Dieser letzte Punkt wird nur von jenen erreicht, die Gott am nächsten stehen; so auch vom erhabensten Repräsentanten der Menschheit, dem Propheten Muhammad, der der bedeutendste Mensch aller Zeiten war. Seine Himmelsreise demonstriert, dass ihm als Belohnung für seine unablässigen Bemühungen um vollkommene Gotteserkenntnis die höchste Ehre zuteil wurde, zu einem Vorbild zu werden (dem alle Engel und viele Menschen und Dschinn nacheifern). Seine Rückkehr aus den Sphären jenseits der Himmel zu den Menschen auf der Erde war ein so großartiger Akt der Uneigennützigkeit, dass niemand jemals in der Lage sein wird, diesen zu übertreffen. In der Tatsache, dass er das Paradies wieder verließ und mit seinen Tränen die Abgründe der Hölle benetzte, um die Menschheit zu erretten, manifestiert sich die größtmögliche Uneigennützigkeit.

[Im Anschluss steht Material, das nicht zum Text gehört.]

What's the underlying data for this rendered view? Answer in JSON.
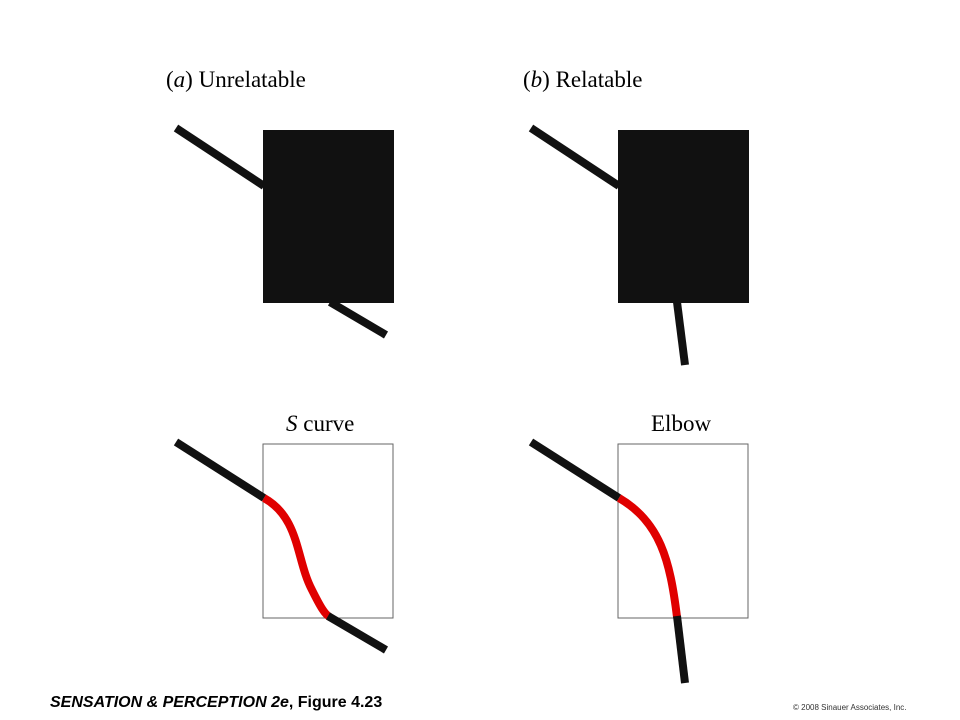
{
  "panels": {
    "a": {
      "tag": "a",
      "title": "Unrelatable",
      "completion_label_italic": "S",
      "completion_label_rest": " curve"
    },
    "b": {
      "tag": "b",
      "title": "Relatable",
      "completion_label": "Elbow"
    }
  },
  "footer": {
    "caption_main": "SENSATION & PERCEPTION 2e",
    "caption_figure": ", Figure 4.23",
    "copyright": "© 2008 Sinauer Associates, Inc."
  },
  "colors": {
    "occluder": "#111111",
    "edge": "#111111",
    "completion_curve": "#e00000",
    "outline": "#666666",
    "background": "#ffffff"
  }
}
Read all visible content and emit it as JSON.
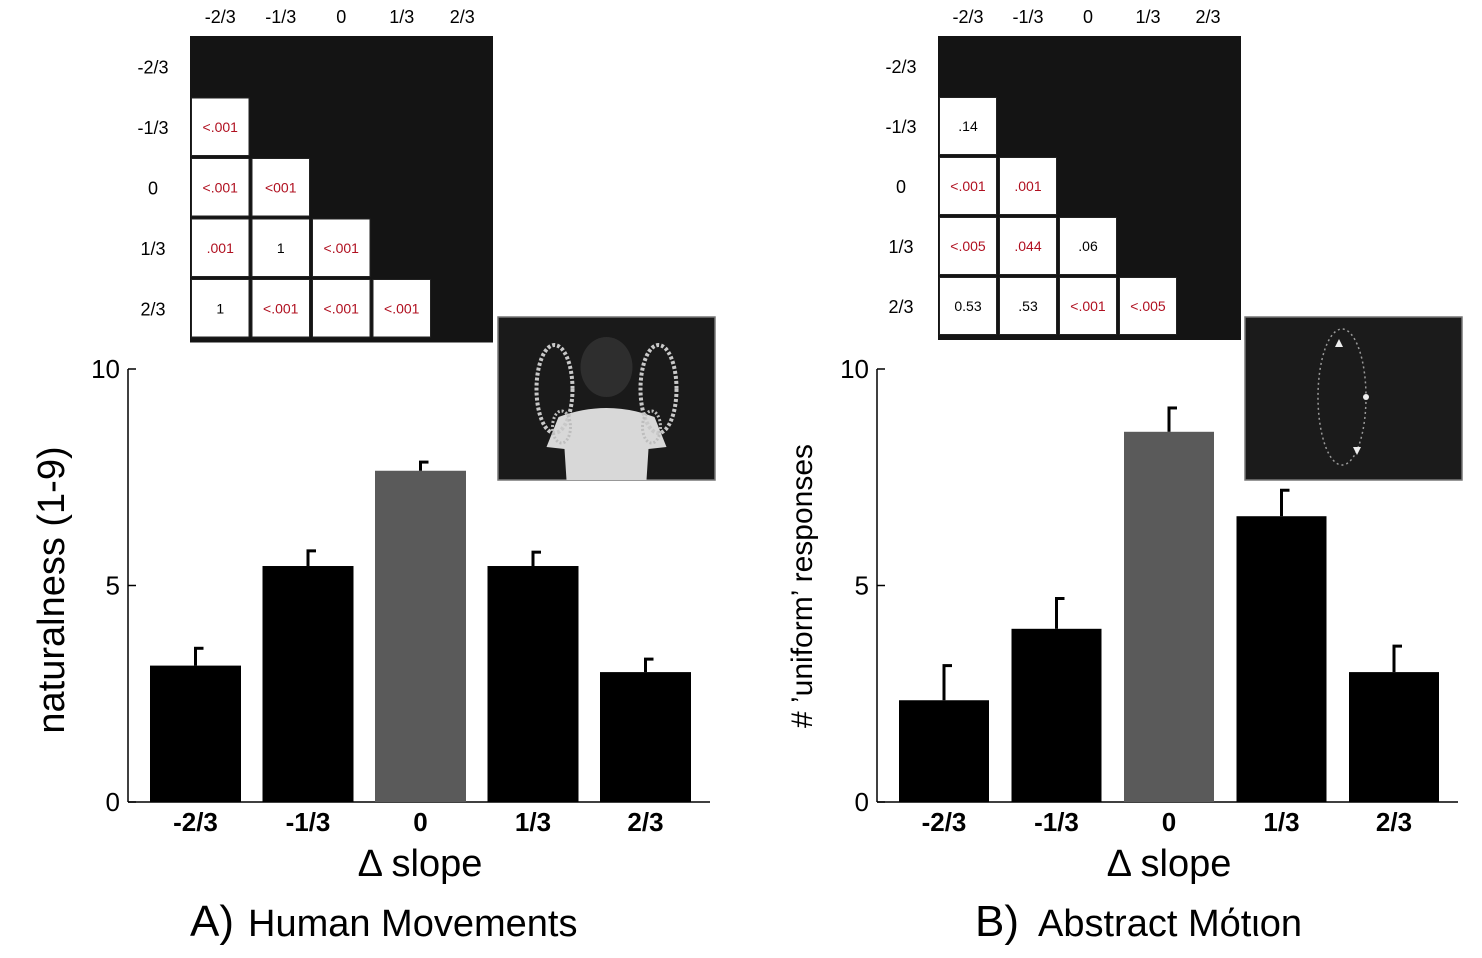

O Gott, um des von Dir auserwählten Propheten Muhammad willen, lass uns, selbst wenn die Armut ihr Schicksal ist, zu jenen gehören, die das, was ihren Brüdern und Schwestern in der Religion gegeben wurde, nicht mit Missgunst betrachten, sondern diese der eigenen Person vorziehen. Dein Segen und Frieden sei auf unserem Lehrmeister Muhammad und Seiner Familie und Seinen Gefährten!

Anmerkungen

[1] Tirmidhi, Birr, 40

[2] Mawlana Nur ad-Din Abd ar-Rahman ibn Ahmad al-Dschami‘ (1414-1492) wird oft als der letzte klassische Dichter Persiens bezeichnet. Aus seiner Feder stammen zahlreiche Liedtexte und Hirtengedichte, aber auch viele Prosawerke. Sein Buch Salaman und Absal ist eine Allegorie auf die profane und die heilige Liebe. Von Mawlana Dschami‘ stammen außerdem die Werke Haft Awrang, Tuhfat al-Ahrar, Layla wa Madschnun, Fatihat as-Schabab, Lawa’ih, ad-Durra. [Anm. des Übers.]